Desde o início da pandemia, médicos e epidemiologistas descobriram que o coronavírus afeta mais gravemente pessoas com doenças crônicas (obesidade, diabetes, doenças cardiovasculares), proporcionalmente, mais presentes na população pobre. E, acima de tudo, as pessoas com empregos de pouca qualificação tiveram que continuar trabalhando para manter os setores de alimentos, o comércio eletrônico ou serviços de saúde. “Todas essas pessoas que continuaram trabalhando, apesar dos riscos, são de classe baixa”, disse Mark Stabile, pesquisador da escola de negócios Insead, especialista em desigualdades.
Desaceleração
Nos países desenvolvidos, as políticas de austeridade após a crise de 2008 “reduziram a qualidade dos serviços públicos, no setor da saúde, por exemplo, e o apoio às pessoas necessitadas, sem emprego”, tornando-as mais vulneráveis atualmente, especificou Insead. “Está claro que haverá um aumento das desigualdades (devido à crise), alertou a presidente do Banco Central Europeu, Christine Lagarde.

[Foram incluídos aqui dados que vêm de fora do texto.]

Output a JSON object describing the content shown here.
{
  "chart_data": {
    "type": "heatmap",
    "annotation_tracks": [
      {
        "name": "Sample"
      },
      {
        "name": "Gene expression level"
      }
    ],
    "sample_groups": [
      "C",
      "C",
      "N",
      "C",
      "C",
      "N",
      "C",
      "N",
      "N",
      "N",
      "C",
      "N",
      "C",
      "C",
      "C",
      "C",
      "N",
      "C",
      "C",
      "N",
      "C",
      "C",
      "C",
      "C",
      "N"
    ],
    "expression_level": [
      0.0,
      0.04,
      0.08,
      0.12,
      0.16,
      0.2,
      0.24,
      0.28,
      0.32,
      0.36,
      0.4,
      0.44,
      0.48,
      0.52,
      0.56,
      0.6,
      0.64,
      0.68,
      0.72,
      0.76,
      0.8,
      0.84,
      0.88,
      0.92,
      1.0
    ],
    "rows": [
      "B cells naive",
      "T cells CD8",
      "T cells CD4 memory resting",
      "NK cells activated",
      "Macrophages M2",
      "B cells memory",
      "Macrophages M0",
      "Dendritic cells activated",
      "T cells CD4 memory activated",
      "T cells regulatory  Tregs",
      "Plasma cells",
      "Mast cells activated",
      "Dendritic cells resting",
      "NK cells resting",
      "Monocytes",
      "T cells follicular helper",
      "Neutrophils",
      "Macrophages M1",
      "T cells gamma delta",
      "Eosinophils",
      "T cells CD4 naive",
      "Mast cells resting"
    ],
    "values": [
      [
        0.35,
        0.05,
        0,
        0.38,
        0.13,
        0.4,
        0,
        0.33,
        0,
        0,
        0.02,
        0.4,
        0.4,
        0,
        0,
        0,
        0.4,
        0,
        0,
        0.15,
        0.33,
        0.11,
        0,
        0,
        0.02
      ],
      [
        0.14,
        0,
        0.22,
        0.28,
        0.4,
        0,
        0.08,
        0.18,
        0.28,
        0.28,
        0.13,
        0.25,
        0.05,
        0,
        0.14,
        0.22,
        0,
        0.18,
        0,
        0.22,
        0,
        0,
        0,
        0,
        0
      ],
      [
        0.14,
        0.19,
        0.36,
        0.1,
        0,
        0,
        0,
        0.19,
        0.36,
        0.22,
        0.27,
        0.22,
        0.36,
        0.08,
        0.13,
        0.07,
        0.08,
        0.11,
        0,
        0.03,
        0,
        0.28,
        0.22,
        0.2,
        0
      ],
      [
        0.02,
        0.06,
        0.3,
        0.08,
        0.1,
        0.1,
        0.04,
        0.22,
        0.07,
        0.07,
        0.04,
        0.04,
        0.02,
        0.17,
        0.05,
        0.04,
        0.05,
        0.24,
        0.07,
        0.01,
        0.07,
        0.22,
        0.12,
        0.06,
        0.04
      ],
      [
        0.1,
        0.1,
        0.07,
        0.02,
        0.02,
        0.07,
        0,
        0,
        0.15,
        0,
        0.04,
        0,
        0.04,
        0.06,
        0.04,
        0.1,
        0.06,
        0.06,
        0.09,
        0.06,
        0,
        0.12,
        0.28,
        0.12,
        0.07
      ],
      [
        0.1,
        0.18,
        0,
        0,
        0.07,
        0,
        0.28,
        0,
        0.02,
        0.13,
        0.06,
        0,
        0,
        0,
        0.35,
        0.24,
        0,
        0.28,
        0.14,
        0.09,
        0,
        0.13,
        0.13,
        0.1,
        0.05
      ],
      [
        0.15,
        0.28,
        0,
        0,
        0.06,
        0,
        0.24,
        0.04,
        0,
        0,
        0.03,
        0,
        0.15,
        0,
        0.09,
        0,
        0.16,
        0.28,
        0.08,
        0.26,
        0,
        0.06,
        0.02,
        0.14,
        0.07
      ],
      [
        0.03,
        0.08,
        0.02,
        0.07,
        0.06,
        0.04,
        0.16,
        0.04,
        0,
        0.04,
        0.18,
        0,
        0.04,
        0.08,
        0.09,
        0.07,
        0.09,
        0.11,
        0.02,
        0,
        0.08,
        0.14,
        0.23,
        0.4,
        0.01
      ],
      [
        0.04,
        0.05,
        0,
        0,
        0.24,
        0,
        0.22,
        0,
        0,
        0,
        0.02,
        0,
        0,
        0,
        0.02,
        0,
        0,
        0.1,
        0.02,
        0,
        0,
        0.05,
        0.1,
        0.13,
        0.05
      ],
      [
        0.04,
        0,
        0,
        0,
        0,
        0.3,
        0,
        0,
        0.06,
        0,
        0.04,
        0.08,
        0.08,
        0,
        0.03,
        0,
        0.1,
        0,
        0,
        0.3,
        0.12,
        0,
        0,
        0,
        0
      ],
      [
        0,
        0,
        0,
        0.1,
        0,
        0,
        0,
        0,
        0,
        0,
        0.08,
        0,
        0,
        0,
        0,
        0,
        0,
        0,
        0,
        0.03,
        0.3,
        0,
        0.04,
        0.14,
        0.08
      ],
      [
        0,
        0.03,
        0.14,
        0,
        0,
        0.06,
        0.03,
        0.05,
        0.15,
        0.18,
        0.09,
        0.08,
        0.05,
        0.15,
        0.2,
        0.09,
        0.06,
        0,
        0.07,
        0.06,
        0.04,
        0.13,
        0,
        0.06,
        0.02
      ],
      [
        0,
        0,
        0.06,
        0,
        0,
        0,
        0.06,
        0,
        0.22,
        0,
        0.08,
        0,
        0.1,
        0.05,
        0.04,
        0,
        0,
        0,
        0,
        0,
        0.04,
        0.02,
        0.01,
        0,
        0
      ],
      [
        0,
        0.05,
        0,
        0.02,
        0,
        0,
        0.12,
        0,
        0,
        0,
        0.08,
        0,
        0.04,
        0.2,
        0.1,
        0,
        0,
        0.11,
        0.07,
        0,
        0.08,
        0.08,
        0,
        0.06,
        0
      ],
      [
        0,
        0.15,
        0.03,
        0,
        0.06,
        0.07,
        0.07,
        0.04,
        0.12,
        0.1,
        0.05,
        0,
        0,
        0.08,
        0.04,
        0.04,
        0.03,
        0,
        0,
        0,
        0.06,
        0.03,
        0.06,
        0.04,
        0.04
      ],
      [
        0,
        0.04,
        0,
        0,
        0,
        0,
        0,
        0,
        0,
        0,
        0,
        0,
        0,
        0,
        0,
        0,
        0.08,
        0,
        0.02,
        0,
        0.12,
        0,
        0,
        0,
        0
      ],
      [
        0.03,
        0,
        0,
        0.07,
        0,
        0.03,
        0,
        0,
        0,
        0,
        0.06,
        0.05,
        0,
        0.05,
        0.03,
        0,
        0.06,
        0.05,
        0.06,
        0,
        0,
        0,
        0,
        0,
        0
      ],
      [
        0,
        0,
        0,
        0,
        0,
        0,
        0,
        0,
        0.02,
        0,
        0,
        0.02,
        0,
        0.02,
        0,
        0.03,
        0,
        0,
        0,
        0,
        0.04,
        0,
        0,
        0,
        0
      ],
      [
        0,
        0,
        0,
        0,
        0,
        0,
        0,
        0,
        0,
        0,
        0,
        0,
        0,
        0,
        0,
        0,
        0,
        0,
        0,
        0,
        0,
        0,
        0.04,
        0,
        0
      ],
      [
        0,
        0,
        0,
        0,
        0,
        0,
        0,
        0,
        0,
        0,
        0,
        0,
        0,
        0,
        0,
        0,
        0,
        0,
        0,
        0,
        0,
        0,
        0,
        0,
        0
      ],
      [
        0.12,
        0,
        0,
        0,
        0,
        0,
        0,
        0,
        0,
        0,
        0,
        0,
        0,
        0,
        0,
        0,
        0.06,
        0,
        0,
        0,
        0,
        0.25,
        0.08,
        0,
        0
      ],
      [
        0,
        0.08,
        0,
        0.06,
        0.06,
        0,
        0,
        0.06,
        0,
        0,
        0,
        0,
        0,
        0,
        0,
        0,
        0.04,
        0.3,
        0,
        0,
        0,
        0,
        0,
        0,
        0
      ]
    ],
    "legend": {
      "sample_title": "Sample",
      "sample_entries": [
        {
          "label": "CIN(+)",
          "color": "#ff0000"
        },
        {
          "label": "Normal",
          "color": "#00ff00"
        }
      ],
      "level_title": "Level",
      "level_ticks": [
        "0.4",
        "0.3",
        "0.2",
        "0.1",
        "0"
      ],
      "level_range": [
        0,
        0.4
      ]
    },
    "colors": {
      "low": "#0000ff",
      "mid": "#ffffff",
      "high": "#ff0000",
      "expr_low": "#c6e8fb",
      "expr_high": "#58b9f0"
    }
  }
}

O egípcio Mohamed el Baradei, vencedor do Nobel da Paz, lembrou “o número de pessoas pobres que morrem simplesmente porque não têm acesso ao sistema de saúde, porque não conseguem manter distanciamento físico, porque os lugares onde moram são muito populosos e precisam voltar ao trabalho para sobreviver”. Para Pierre Dockes, países como Brasil ou Índia podem observar uma desaceleração no avanço dos padrões de vida de suas classes médias em relação a outras nações ocidentais.
Outra desigualdade após a covid-19 emergiu entre gerações, estima a economista italiana Elsa Fornero, ex-ministra do Trabalho em seu país entre 2011 e 2013. “Enquanto as mais velhas pagam o preço mais alto em termos de vidas humanas, as consequências econômicas, medidas de confinamento — por exemplo, com o fechamento de escolas — deixaram crianças, adolescentes fora do sistema educacional, o que pode ter consequências a longo prazo”, afirmou. Estudos realizados após a crise de 2008 mostraram que as gerações que tiveram dificuldades para entrar no mercado de trabalho durante a crise nunca recuperaram o atraso em termos de carreira.